Of course, shooting a moving target is fairly difficult, especially if your range does not allow you to do so. For those who know a little about moving targets, such as snipers, we know to aim in front of the target (Lead), when it comes to combative pistol engagements within 25 yards, the rule need not apply. Whenever I used to teach combat pistol classes, I tried to incorporate a moving human size silhouette, moving lateral at a fast pace walk. Nine times out of ten, the student aims in front of the target and forcibly rushes their shots resulting in a miss. The key to hitting a moving target, within a combat pistol range, is to simply aim at what you want to hit, focus on the front sight, and press.
Adrenaline is something we cannot avoid in a high threat situation, especially in a gun fight for your life.
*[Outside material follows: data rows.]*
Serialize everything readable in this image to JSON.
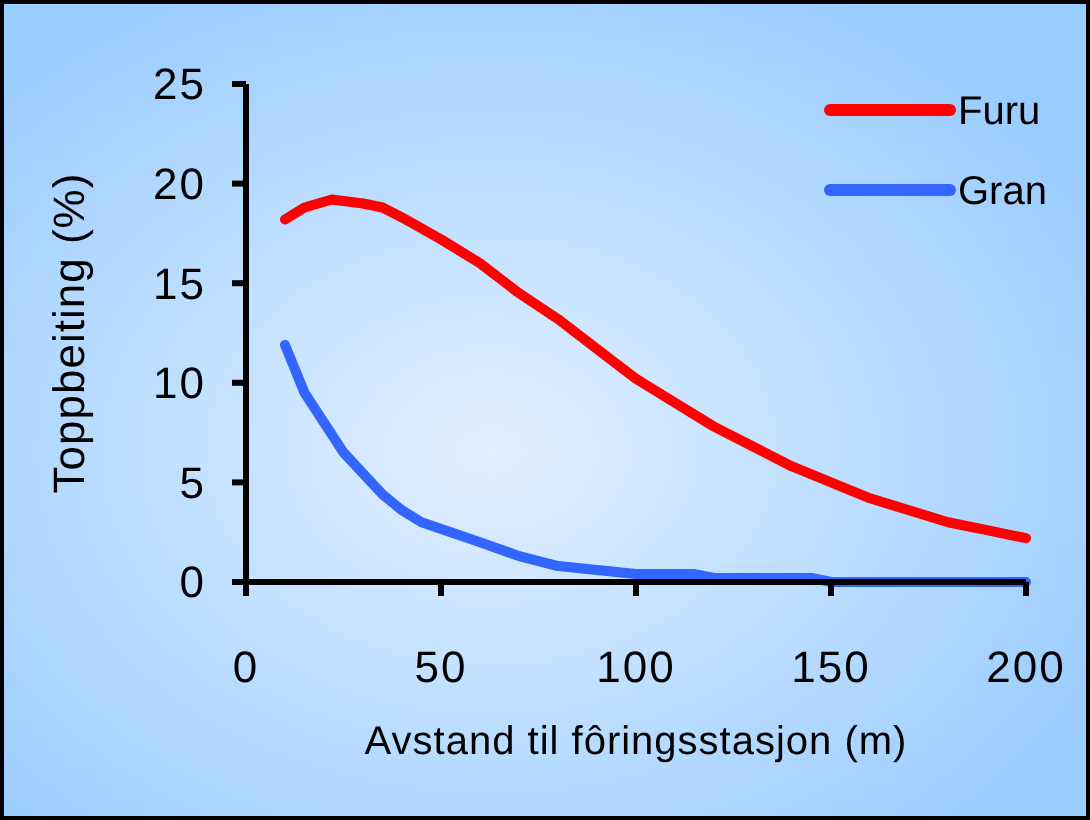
{
  "chart_data": {
    "type": "line",
    "xlabel": "Avstand til fôringsstasjon (m)",
    "ylabel": "Toppbeiting (%)",
    "xlim": [
      0,
      200
    ],
    "xticks": [
      0,
      50,
      100,
      150,
      200
    ],
    "ylim": [
      0,
      25
    ],
    "yticks": [
      0,
      5,
      10,
      15,
      20,
      25
    ],
    "legend": "top right",
    "grid": false,
    "line_style": "solid",
    "series": [
      {
        "name": "Furu",
        "color": "#ff0000",
        "x": [
          10,
          15,
          22,
          30,
          35,
          40,
          50,
          60,
          70,
          80,
          90,
          100,
          110,
          120,
          130,
          140,
          150,
          160,
          170,
          180,
          190,
          200
        ],
        "values": [
          18.2,
          18.8,
          19.2,
          19.0,
          18.8,
          18.3,
          17.2,
          16.0,
          14.5,
          13.2,
          11.7,
          10.2,
          9.0,
          7.8,
          6.8,
          5.8,
          5.0,
          4.2,
          3.6,
          3.0,
          2.6,
          2.2
        ]
      },
      {
        "name": "Gran",
        "color": "#3366ff",
        "x": [
          10,
          15,
          25,
          35,
          40,
          45,
          60,
          70,
          80,
          90,
          100,
          115,
          120,
          145,
          150,
          200
        ],
        "values": [
          11.9,
          9.5,
          6.5,
          4.4,
          3.6,
          3.0,
          2.0,
          1.3,
          0.8,
          0.6,
          0.4,
          0.4,
          0.2,
          0.2,
          0,
          0
        ]
      }
    ]
  }
}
When your body experiences an adrenaline overload, you may experience a few of these symptoms, tunnel vision, audio exclusion, shortness of breath, etc. There is a simple solution to overcoming the symptoms of adrenaline overload and get you back on top of your game…deep breaths. Your body needs the extra oxygen to deal with the extra stress. Yes… Just breathe!
Here are some points to consider:
1) Cover. Is moving to cover a reflexive act for you? Can you quickly identify cover and move to it without a thought? Have you ever shot from behind cover? Do you know how to maximally utilize your cover without over exposing yourself?
2) Charging attackers. Have you ever shot at a moving target? How about training with simunitions or airsoft? Do you have a plan for dealing with an attacker running directly towards you?
3) Close quarters shooting. Most gunfights take place at a distance of less than eight feet. That’s almost touching distance. Have you practiced shooting from a retention position?
4) Alternate position shooting. Sometimes you may be on the ground, partially disabled by gunshot wounds. Have you ever fired your gun from the seated position or from a position on the ground?
5) Malfunctions. Do you know how to clear a malfunction reflexively? Have you trained to transition to alternate weapons in the event you can’t clear it? In the military it’s called immediate action drill. You should know how to clear as instinctively as you know how to shoot.
6) Weapon retention. You lose cool points in the gunfight if your gun is kicked out of your hand by your attacker. Do you know any techniques for keeping your gun in your hand if someone tries to grab or kick it?
7) Tactical medicine. Do you know how to treat an arterial bleed from a gunshot wound? You can use a wall to help provide direct pressure to your own wound until medical help can arrive. In the worst case scenario, you can bleed to death in less than two minutes. You have to be able to stop that kind of bleeding and your standard first aid class isn’t enough.
Most of us won’t be in a kind of combat situation where the shooter is out to kill everything in sight. Law enforcement and combat are like this, but the average robbery is not. We need to train better and with more real scenarios in mind. Look at your training program. See if you can include some movement in your workout.